Menguak Jejak Pra-Sejarah Sukabumi: Seminar BRIN dan Ponpes Al-Fath Bongkar Temuan Baru Gunung Tangkil
SUKABUMI, beritaekspos com.
Ponpes Modern Al-Fath, jadi saksi momen penting saat menggelar seminar hasil penelitian awal Badan Riset dan Inovasi Nasional (BRIN) yang dipaparkan di hadapan puluhan peserta di Aula Syekh Quro, Jumat 30 Mei 2025.
KH Fajar Laksana, Pimpinan Ponpes Al-Fath, menyambut hangat tim BRIN yang hadir membahas kerja sama resmi lewat MoU Nomor 36/Maret 2025, kolaborasi besar antara negara dan swasta untuk menguak sejarah dan budaya Sukabumi.
"Penelitian Tahap IV ini menjadi lanjutan dari penelitian tahap I, II, dan III yang sebelumnya hanya fokus pada benda-benda di Museum Prabu Siliwangi tanpa menelusuri lokasi penemuannya," ujarnya.
Kini kata dia tim peneliti turun langsung ke lapangan untuk memastikan apakah batu, fosil, dan koleksi lain memang sesuai dengan asal muasalnya.

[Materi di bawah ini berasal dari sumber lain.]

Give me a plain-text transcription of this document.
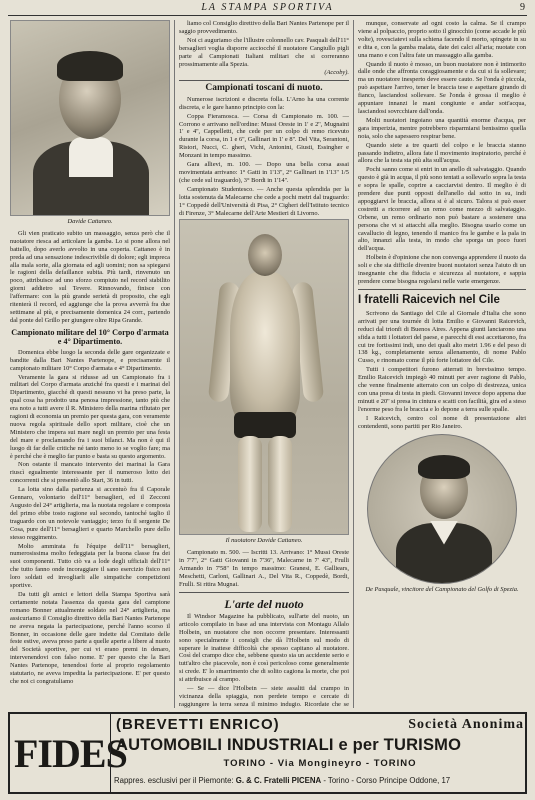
LA STAMPA SPORTIVA	9
Davide Cattaneo.

Gli vien praticato subito un massaggio, senza però che il nuotatore riesca ad articolare la gamba. Lo si pone allora nel battello, dopo averlo avvolto in una coperta. Cattaneo è in preda ad una sensazione indescrivibile di dolore; egli impreca alla mala sorte, alla giornata ed agli uomini; non sa spiegarsi le ragioni della defaillance subita. Più tardi, rinvenuto un poco, attribuisce ad uno sforzo compiuto nel record stabilito giorni addietro sul Tevere. Rinnovando, finisce con l'affermare: con la più grande serietà di proposito, che egli ritenterà il record, ed aggiunge che la prova avverrà fra due settimane al più, e precisamente domenica 24 corr., partendo dal ponte del Grillo per giungere oltre Ripa Grande.

Campionato militare del 10° Corpo d'armata e 4° Dipartimento.

Domenica ebbe luogo la seconda delle gare organizzate e bandite dalla Bari Nantes Partenope, e precisamente il campionato militare 10° Corpo d'armata e 4° Dipartimento.

Veramente la gara si ridusse ad un Campionato fra i militari del Corpo d'armata anziché fra questi e i marinai del Dipartimento, giacché di questi nessuno vi ha preso parte, la qual cosa ha prodotto una penosa impressione, tanto più che era noto a tutti avere il R. Ministero della marina rifiutato per ragioni di economia un premio per questa gara, con veramente nuova regola spirituale dello sport militare, cioè che un Ministero che impera sui mare negli un premio per una festa del mare e proclamando fra i suoi bilanci. Ma non è qui il luogo di far delle critiche né tanto meno io se voglio fare; ma è perché che è meglio far punto e basta su questo argomento.

Non ostante il mancato intervento dei marinai la Gara riuscì egualmente interessante per il numeroso lotto dei concorrenti che si presentò allo Start, 36 in tutti.

La lotta sino dalla partenza si accentuò fra il Caporale Gennaro, volontario dell'11° bersaglieri, ed il Zecconi Augusto del 24° artiglieria, ma la nuotata regolare e composta del primo ebbe tosto ragione sul secondo, tantoché taglio il traguardo con un notevole vantaggio; terzo fu il sergente De Cosa, pure dell'11° bersaglieri e quarto Marchello pure dello stesso reggimento.

Molto ammirata fu l'équipe dell'11° bersaglieri, numerosissima molto fedeggiata per la buona classe fra dei suoi componenti. Tutto ciò va a lode degli ufficiali dell'11° che tutto fanno onde incoraggiare il sano esercizio fisico nei loro soldati ed invogliarli alle simpatiche competizioni sportive.

Da tutti gli amici e lettori della Stampa Sportiva sarà certamente notata l'assenza da questa gara del campione romano Bonner attualmente soldato nel 24° artiglieria, ma assicuriamo il Consiglio direttivo della Bari Nantes Partenope ne aveva negata la partecipazione, perché l'anno scorso il Bonner, in occasione delle gare indette dal Comitato delle feste estive, aveva preso parte a quelle aperte a libere al nuoto del Società sportive, per cui vi erano premi in denaro, intervenendovi con falso nome. E' per questo che la Bari Nantes Partenope, tenendosi forte al proprio regolamento statutario, ne aveva impedita la partecipazione. E' per questo che noi ci congratuliamo

liamo col Consiglio direttivo della Bari Nantes Partenope per il saggio provvedimento.

Noi ci auguriamo che l'illustre colonnello cav. Pasquali dell'11° bersaglieri voglia disporre acciocché il nuotatore Cangiullo pigli parte al Campionati Italiani militari che si correranno prossimamente alla Spezia.

(Accoby).
Campionati toscani di nuoto.

Numerose iscrizioni e discreta folla. L'Arno ha una corrente discreta, e le gare hanno principio con la:

Coppa Fieramosca. — Corsa di Campionato m. 100. — Corrono e arrivano nell'ordine: Mussi Oreste in 1' e 2'', Mugnaini 1' e 4'', Cappelletti, che cede per un colpo di remo ricevuto durante la corsa, in 1 e 6'', Gallinari in 1' e 8''. Del Vita, Serantoni, Ristori, Nucci, C. gheri, Vichi, Antonini, Giusti, Essingher e Monzani in tempo massimo.

Gara allievi, m. 100. — Dopo una bella corsa assai movimentata arrivano: 1° Gatti in 1'13'', 2° Gallinari in 1'13'' 1/5 (che cede sul traguardo), 3° Bordi in 1'14''.

Campionato Studentesco. — Anche questa splendida per la lotta sostenuta da Malecarne che cede a pochi metri dal traguardo: 1° Coppedè dell'Università di Pisa, 2° Cigheri dell'Istituto tecnico di Firenze, 3° Malecarne dell'Arte Mestieri di Livorno.

Il nuotatore Davide Cattaneo.

Campionato m. 500. — Iscritti 13. Arrivano: 1° Mussi Oreste in 7'7'', 2° Gatti Giovanni in 7'36'', Malecarne in 7' 43'', Frulli Armando in 7'58'' In tempo massimo: Granesi, E. Galliears, Meschetti, Carloni, Gallinari A., Del Vita R., Coppedè, Bordi, Frulli. Si ritira Mugnai.

L'arte del nuoto

Il Windsor Magazine ha pubblicato, sull'arte del nuoto, un articolo compilato in base ad una intervista con Montagu Allalo Holbein, un nuotatore che non occorre presentare. Interessanti sono specialmente i consigli che dà l'Holbein sul modo di superare le inattese difficoltà che spesso capitano al nuotatore. Così del crampo dice che, sebbene questo sia un accidente serio e tutt'altro che piacevole, non è così pericoloso come generalmente si crede. E' lo smarrimento che di solito cagiona la morte, che poi si attribuisce al crampo.

— Se — dice l'Holbein — siete assaliti dal crampo in vicinanza della spiaggia, non perdete tempo e cercate di raggiungere la terra senza il minimo indugio. Ricordate che se

munque, conservate ad ogni costo la calma. Se il crampo viene al polpaccio, proprio sotto il ginocchio (come accade le più volte), rovesciatevi sulla schiena facendo il morto, spingete in su e dita e, con la gamba malata, date dei calci all'aria; nuotate con una mano e con l'altra fate un massaggio alla gamba.

Quando il nuoto è mosso, un buon nuotatore non è intimorito dalle onde che affronta coraggiosamente e da cui si fa sollevare; ma un nuotatore inesperto deve essere cauto. Se l'onda è piccola, può aspettare l'arrivo, tener le braccia tese e aspettare girando di fianco, lasciandosi sollevare. Se l'onda è grossa il meglio è appuntare innanzi le mani congiunte e andar sott'acqua, lasciandosi sovrcchiare dall'onda.

Molti nuotatori ingoiano una quantità enorme d'acqua, per gara imperizia, mentre potrebbero risparmiarsi benissimo quella noia, solo che sapessero respirar bene.

Quando siete a tre quarti del colpo e le braccia stanno passando indietro, allora fate il movimento inspiratorio, perché è allora che la testa sta più alta sull'acqua.

Pochi sanno come si entri in un anello di salvataggio. Quando questo è già in acqua, il più sono tentati a sollevarlo sopra la testa e sopra le spalle, coprire a cacciarvisi dentro. Il meglio è di prendere due punti opposti dell'anello dal sotto in su, indi appoggiarvi le braccia, allora si è al sicuro. Talora si può esser costretti a ricorrere ad un remo come mezzo di salvataggio. Orbene, un remo ordinario non può bastare a sostenere una persona che vi si attacchi alla meglio. Bisogna usarlo come un cavallucio di legno, tenendo il manico fra le gambe e la pala in alto, innanzi alla testa, in modo che sporga un poco fuori dell'acqua.

Holbein è d'opinione che non convenga apprendere il nuoto da soli e che sia difficile divenire buoni nuotatori senza l'aiuto di un insegnante che dia fiducia e sicurezza al nuotatore, e sappia prendere come bisogna regolarsi nelle varie emergenze.

I fratelli Raicevich nel Cile

Scrivono da Santiago del Cile al Giornale d'Italia che sono arrivati per una tournée di lotta Emilio e Giovanni Raicevich, reduci dal trionfi di Buenos Aires. Appena giunti lanciarono una sfida a tutti i lottatori del paese, e parecchi di essi accettarono, fra cui tre fortissimi indi, uno dei quali alto metri 1.96 e del peso di 138 kg., completamente senza allenamento, di nome Pablo Cusso, e rinomato come il più forte lottatore del Cile.

Tutti i competitori furono atterrati in brevissimo tempo. Emilio Raicevich impiegò 40 minuti per aver ragione di Pablo, che venne finalmente atterrato con un colpo di destrezza, unica con una presa di testa in piedi. Giovanni invece dopo appena due minuti e 20'' si presa in cintura e scatti con facilità, gira ed a steso l'enorme peso fra le braccia e lo depone a terra sulle spalle.

I Raicevich, centro col nome di presentazione altri contendenti, sono partiti per Rio Janeiro.

De Pasquale, vincitore del Campionato del Golfo di Spezia.
FIDES
(BREVETTI ENRICO)	Società Anonima
AUTOMOBILI INDUSTRIALI e per TURISMO
TORINO - Via Mongineyro - TORINO
Rappres. esclusivi per il Piemonte: G. & C. Fratelli PICENA - Torino - Corso Principe Oddone, 17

Hasilnya? Mengejutkan sekaligus menguatkan nilai sejarah museum tersebut.
Salah satu lokasi yang jadi sorotan adalah Gunung Karang, di mana struktur bebatuan yang ditemukan sama persis dengan yang ada di museum, termasuk fosil berbentuk kerang laut dan binatang purba.

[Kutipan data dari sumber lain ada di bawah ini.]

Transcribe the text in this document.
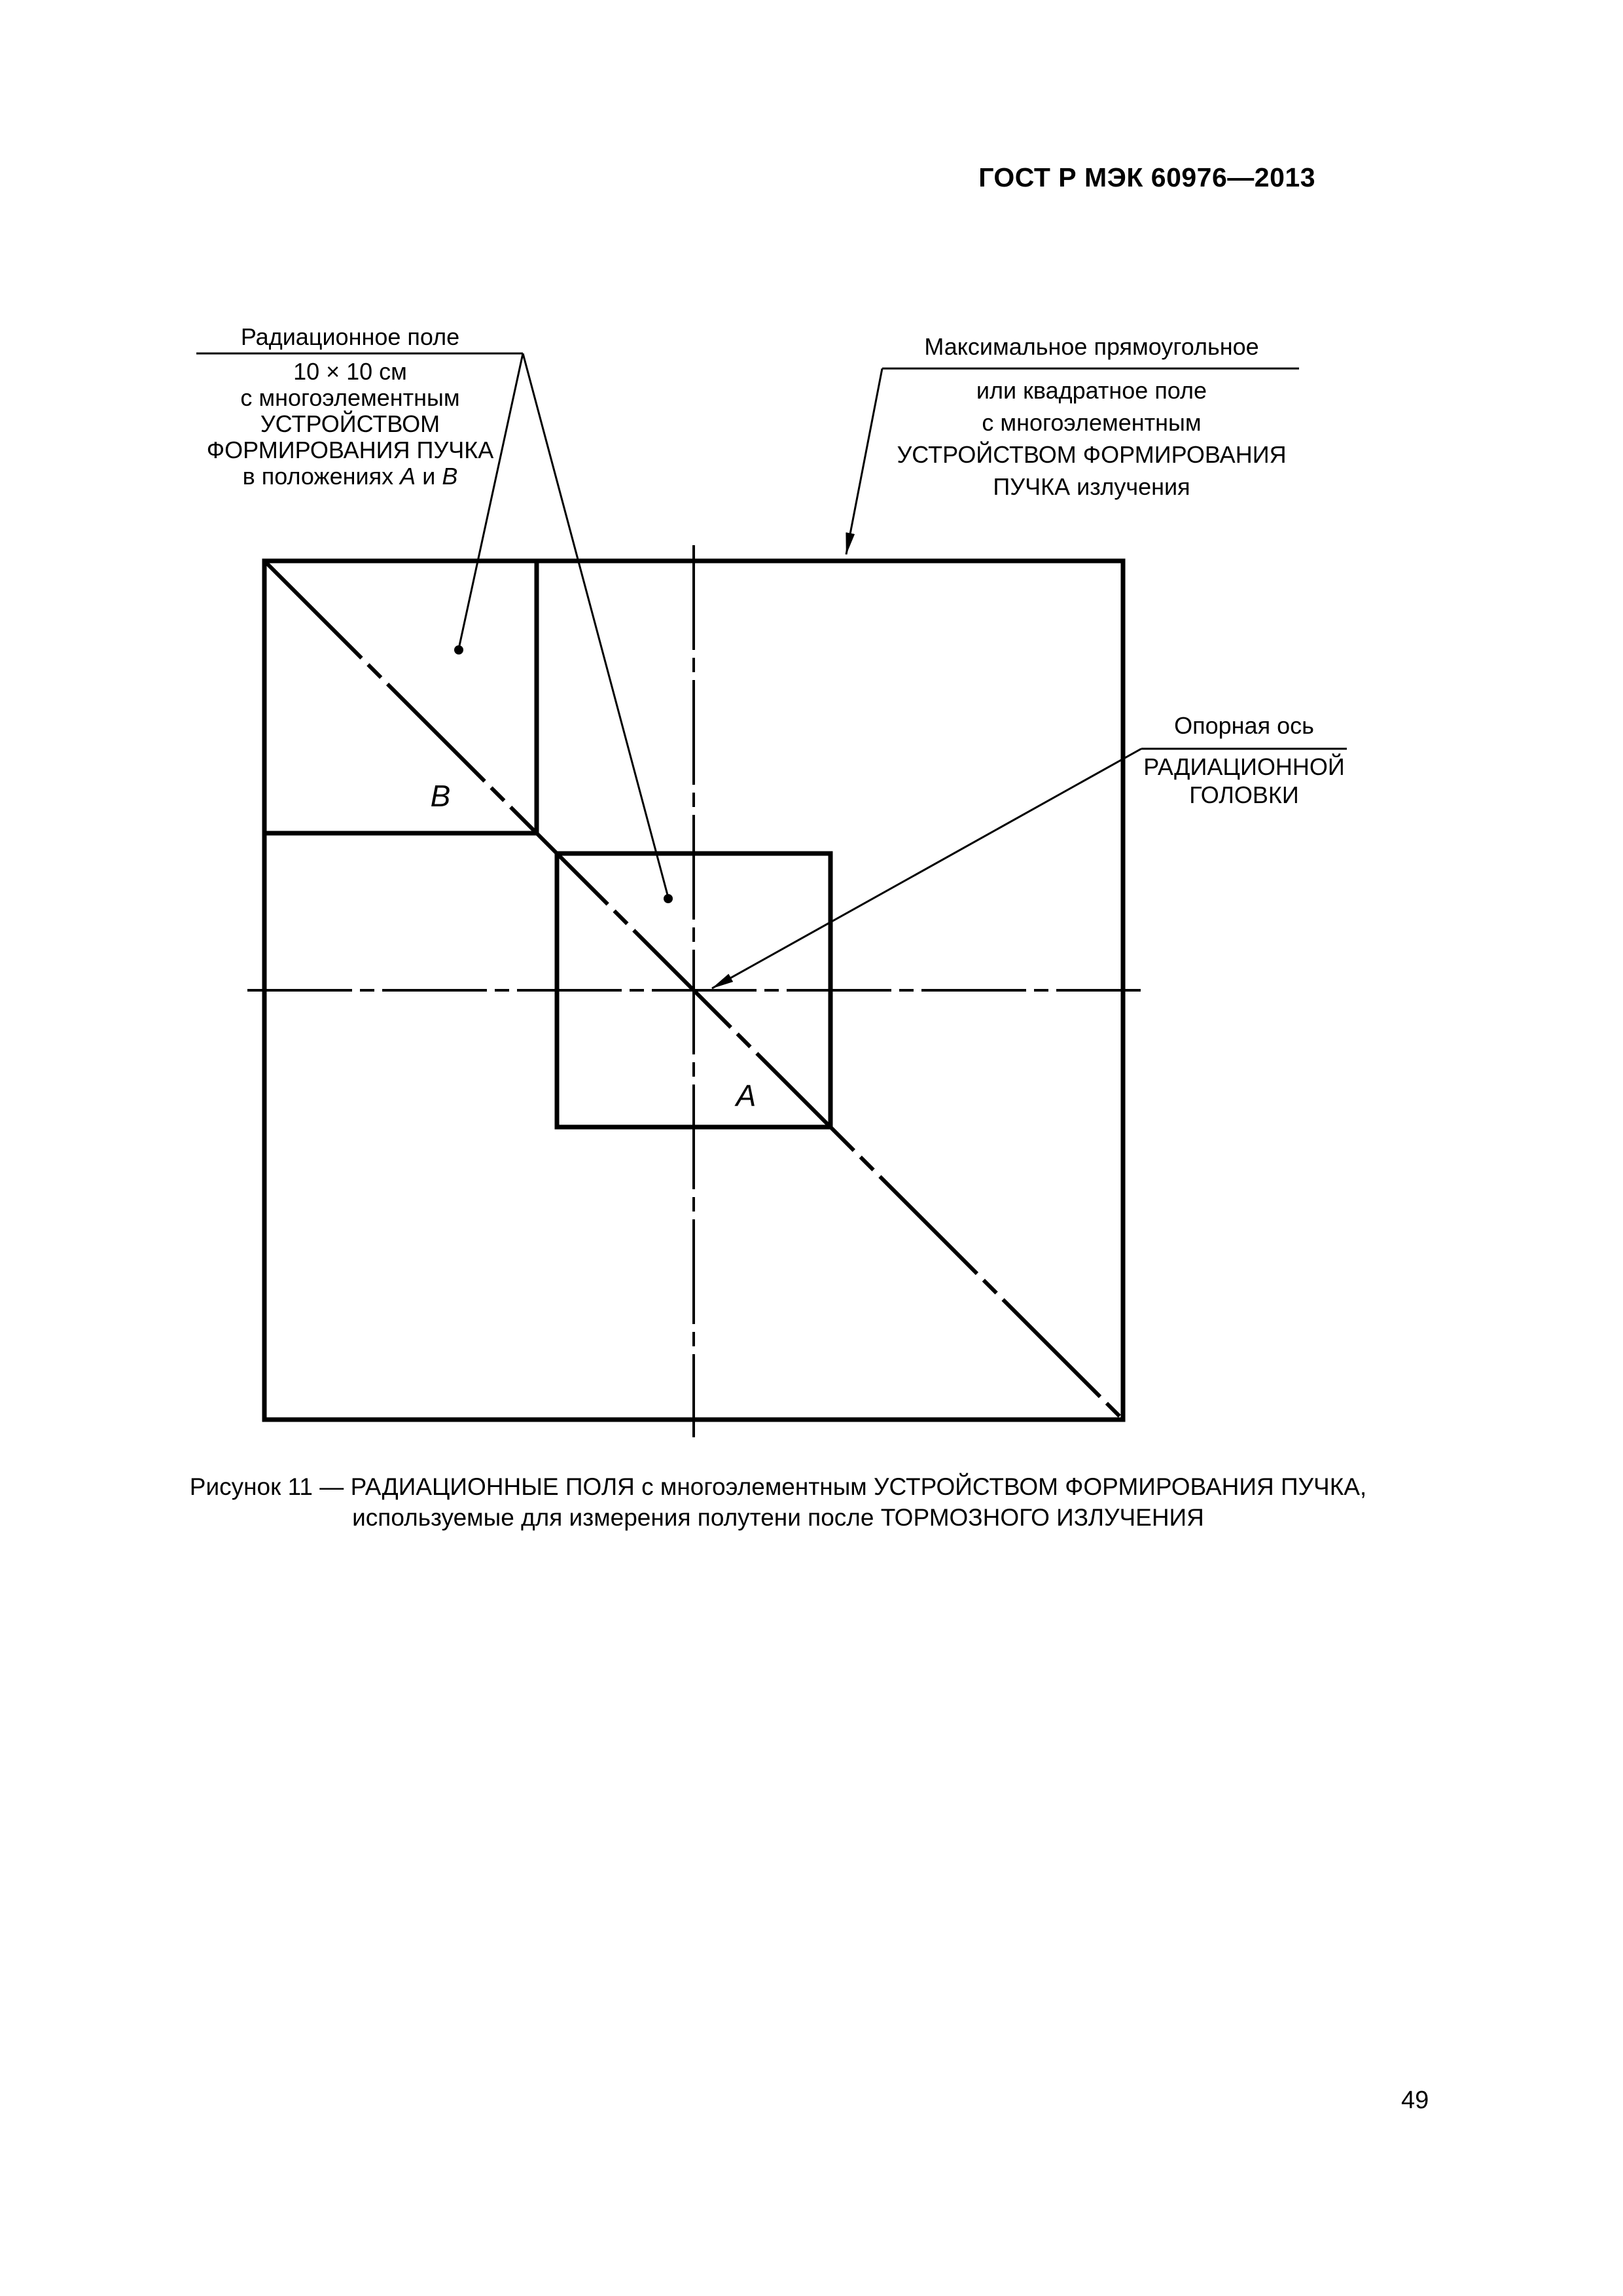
ГОСТ Р МЭК 60976—2013
Радиационное поле
10 × 10 см
с многоэлементным
УСТРОЙСТВОМ
ФОРМИРОВАНИЯ ПУЧКА
в положениях А и В
Максимальное прямоугольное
или квадратное поле
с многоэлементным
УСТРОЙСТВОМ ФОРМИРОВАНИЯ
ПУЧКА излучения
Опорная ось
РАДИАЦИОННОЙ
ГОЛОВКИ
В
А
Рисунок 11 — РАДИАЦИОННЫЕ ПОЛЯ с многоэлементным УСТРОЙСТВОМ ФОРМИРОВАНИЯ ПУЧКА,
используемые для измерения полутени после ТОРМОЗНОГО ИЗЛУЧЕНИЯ
49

Para ahli memastikan kawasan ini sudah berumur jutaan tahun, termasuk mengalami perubahan akibat kenaikan permukaan laut. Tak heran jika Gunung Karang kini direkomendasikan sebagai calon Eko Museum, termasuk kawasan Gunung Tangkil.

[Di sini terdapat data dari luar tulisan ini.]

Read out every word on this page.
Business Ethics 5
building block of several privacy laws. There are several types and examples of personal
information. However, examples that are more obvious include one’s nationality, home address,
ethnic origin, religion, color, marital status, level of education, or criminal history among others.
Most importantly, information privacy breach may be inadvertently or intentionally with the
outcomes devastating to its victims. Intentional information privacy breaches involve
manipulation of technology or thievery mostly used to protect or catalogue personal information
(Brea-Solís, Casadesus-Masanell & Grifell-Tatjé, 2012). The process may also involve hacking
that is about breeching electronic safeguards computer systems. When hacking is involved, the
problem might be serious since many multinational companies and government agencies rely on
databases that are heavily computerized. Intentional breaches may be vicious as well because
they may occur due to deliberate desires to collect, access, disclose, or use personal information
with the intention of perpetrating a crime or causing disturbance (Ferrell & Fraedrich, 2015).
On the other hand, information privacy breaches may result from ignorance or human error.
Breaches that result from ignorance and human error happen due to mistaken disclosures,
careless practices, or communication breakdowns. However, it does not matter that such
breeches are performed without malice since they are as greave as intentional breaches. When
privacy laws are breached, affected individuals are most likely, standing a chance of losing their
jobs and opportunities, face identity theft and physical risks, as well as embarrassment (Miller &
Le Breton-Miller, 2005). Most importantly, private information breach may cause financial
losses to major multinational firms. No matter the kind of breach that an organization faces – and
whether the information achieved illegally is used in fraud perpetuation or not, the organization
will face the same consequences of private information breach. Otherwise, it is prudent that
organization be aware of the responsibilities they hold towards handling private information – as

Di Gunung Tangkil, para peneliti justru menemukan harta karun baru: Dakon batu berlubang dari budaya megalith budaya pra-sejarah yang menandakan adanya aktivitas manusia purba di sana.
"Penemuan ini menunjukkan Gunung Tangkil bukan sekadar hutan lindung biasa, tapi menyimpan artefak penting yang bisa mengungkap sejarah peradaban lama di Sukabumi," tandasnya.
Namun, karena statusnya masih di bawah kawasan hutan lindung, KH Fajar Laksana berharap Pemda, gubernur, dan Kementerian Kebudayaan bisa turun tangan mengusulkan Gunung Tangkil sebagai situs resmi.
“Kami minta kepada Pemda untuk diusulkan menjadi situs. Diharapkan bupati, gubernur, dan kementerian bisa melakukan kegiatan lanjutan,” tegas Fajar, yang menekankan pentingnya langkah nyata pelestarian.
Kepala Dinas Pendidikan dan Kebudayaan, Punjul Saepul Hayat, menyebut kegiatan seminar ini sebagai lompatan besar bagi Sukabumi Raya. Selama ini, kata dia, daerah seperti Garut, Bandung, dan Tasikmalaya sudah lebih masif mempromosikan warisan budayanya.
Sementara Sukabumi justru seperti “imperior” karena kurang memahami asal-usul budayanya sendiri. Punjul pun berkomitmen penuh mendukung inisiatif ini, termasuk kemungkinan pembangunan gapura budaya lewat Musrenbang.
Punjul juga mengajak seluruh elemen — mulai dari Pemda, BRIN, LSM, hingga masyarakat untuk bersinergi menjaga dan memajukan budaya. Ia mencontohkan bangsa-bangsa maju seperti Jepang yang menjunjung tinggi filosofi Bushido sebagai identitas budaya.
“Sukabumi harus tahu dari mana ia berasal, di mana ia berdiri sekarang, dan ke mana ia akan menuju,” tandasnya, seraya menyebut bahwa rencana pembangunan tol ke Sukabumi hingga Padalarang juga perlu diimbangi dengan kemajuan di sektor kebudayaan.
Peneliti BRIN, Yusmaeni Eriawati, memaparkan detail menarik: pada masa lalu, batu-batu kuno tidak hanya jadi benda mati, tetapi dipakai dalam prosesi sakral untuk keluarga yang meninggal.
Kala itu, mereka belum langsung menguburkan jenazah, melainkan melewati ritual khusus, termasuk membuat arca untuk mengagungkan roh leluhur.
"Membuat arca-arca itu butuh dana besar dan keahlian memahat yang tinggi,” jelas Yusmaeni, menandai betapa tingginya nilai budaya yang terkandung dalam setiap temuan tersebut.